Gotzmann: Der Rusada-Chef hat in den vergangenen Wochen und Monaten tatsächlich vehement dafür gekämpft, dass sich in Russland etwas ändert. Bisher hat sich ja nichts geändert. Erst vor kurzem wollte ein russischer Hochspringer einer Strafe entgehen, in dem mithilfe des russischen Verbandes Dokumente über Meldepflichtversäumnisse gefälscht wurden. Das zeigt, dass an der Basis überhaupt nichts angekommen ist. Von daher ist dieser Bewusstseinswandel, so schwer und langwierig er auch ist, dringend notwendig.
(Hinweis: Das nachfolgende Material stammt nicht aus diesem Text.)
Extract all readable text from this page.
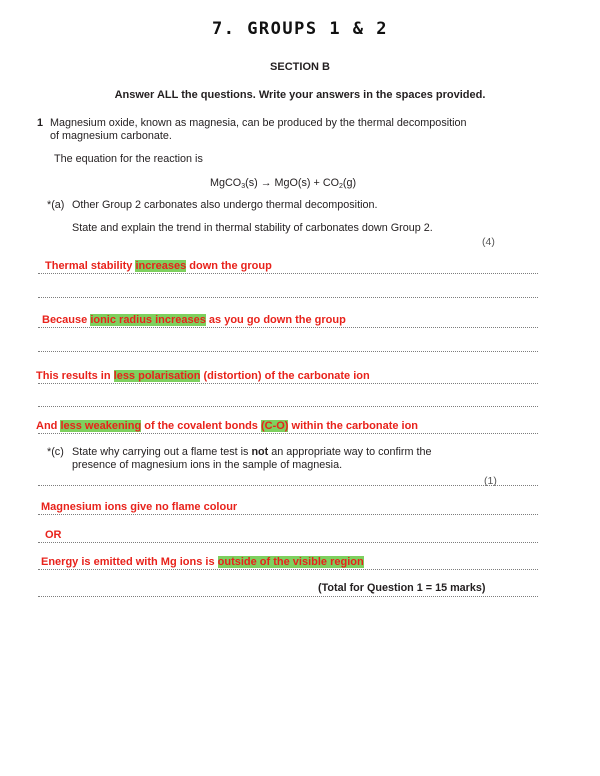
7. GROUPS 1 & 2
SECTION B
Answer ALL the questions. Write your answers in the spaces provided.
1 Magnesium oxide, known as magnesia, can be produced by the thermal decomposition
of magnesium carbonate.
The equation for the reaction is
MgCO$_3$(s) → $MgO(s) + CO_2(g)$
*(a) Other Group 2 carbonates also undergo thermal decomposition.
State and explain the trend in thermal stability of carbonates down Group 2.
(4)
Thermal stability increases down the group
Because ionic radius increases as you go down the group
This results in less polarisation (distortion) of the carbonate ion
And less weakening of the covalent bonds (C-O) within the carbonate ion
*(c) State why carrying out a flame test is not an appropriate way to confirm the
presence of magnesium ions in the sample of magnesia.
(1)
Magnesium ions give no flame colour
OR
Energy is emitted with Mg ions is outside of the visible region
(Total for Question 1 = 15 marks)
Nur so kann es wieder Vertrauen geben in den russischen Sport.

Worauf kommt es jetzt an?

Gotzmann: Dass die internationalen Sportverbände die verhängten Strafen anerkennen und ohne weiteren Verzug umsetzen. Wenn wir wieder so eine Hängepartie erleben wie vor den Olympischen Spielen in Rio de Janeiro, dass nämlich bis zu den Olympischen Spielen in Tokio diskutiert wird und dann doch nicht die Entscheidung umgesetzt wird, die vom Wada-Exekutivkomitee am Montag beschlossen wurde, dann ist die Glaubwürdigkeit des Sports endgültig dahin.

Befürchten Sie eine Hängepartie?

Gotzmann: Das kann durchaus sein. Je mehr juristische Einsprüche erfolgen, desto länger zieht sich das Verfahren bis zu einer finalen Entscheidung hin.

Trotz der Sperre Russlands werden russische Sportler als neutrale Athleten antreten können. Kann man eigentlich klar trennen zwischen sauberen und gedopten Russen?

Gotzmann: Das geht. Maßgeblich initiiert vom Internationalen Leichtathletik-Verband, der sehr konsequent war und immer wieder die Bringschuld Russlands gefordert hat, haben internationale Experten zusammen mit der Rusada ein valides und glaubhaftes Dopingkontrollsystem in Russland neu etablieren wollen. Die Proben werden im Ausland in anerkannten Laboratorien analysiert. Darüber kann man nachvollziehen, wann und wie oft ein Athlet kontrolliert wurde oder ob es zum Beispiel unangekündigte Trainingskontrollen gab.

Merkwürdig erscheint, dass die russische Fußball-Nationalmannschaft bei der EM 2020 spielen und auch Heimspiele in Sankt Petersburg austragen darf.

Gotzmann: Das erscheint in der Tat unglücklich. Die Europameisterschaft gilt zwar als sehr bedeutendes Erdteil-Turnier, aber nicht als sogenanntes Major-Event nach der Definition des derzeitigen Regelwerks, ist also kein weltumspannendes Turnier. Deshalb ist sie von der Sperre nicht tangiert.

Was wiederum für die WM in Katar nicht gilt.

Gotzmann: Dafür ist die Fifa als Weltverband zuständig. Und die muss sich an die Vorgaben der Wada-Entscheidung halten.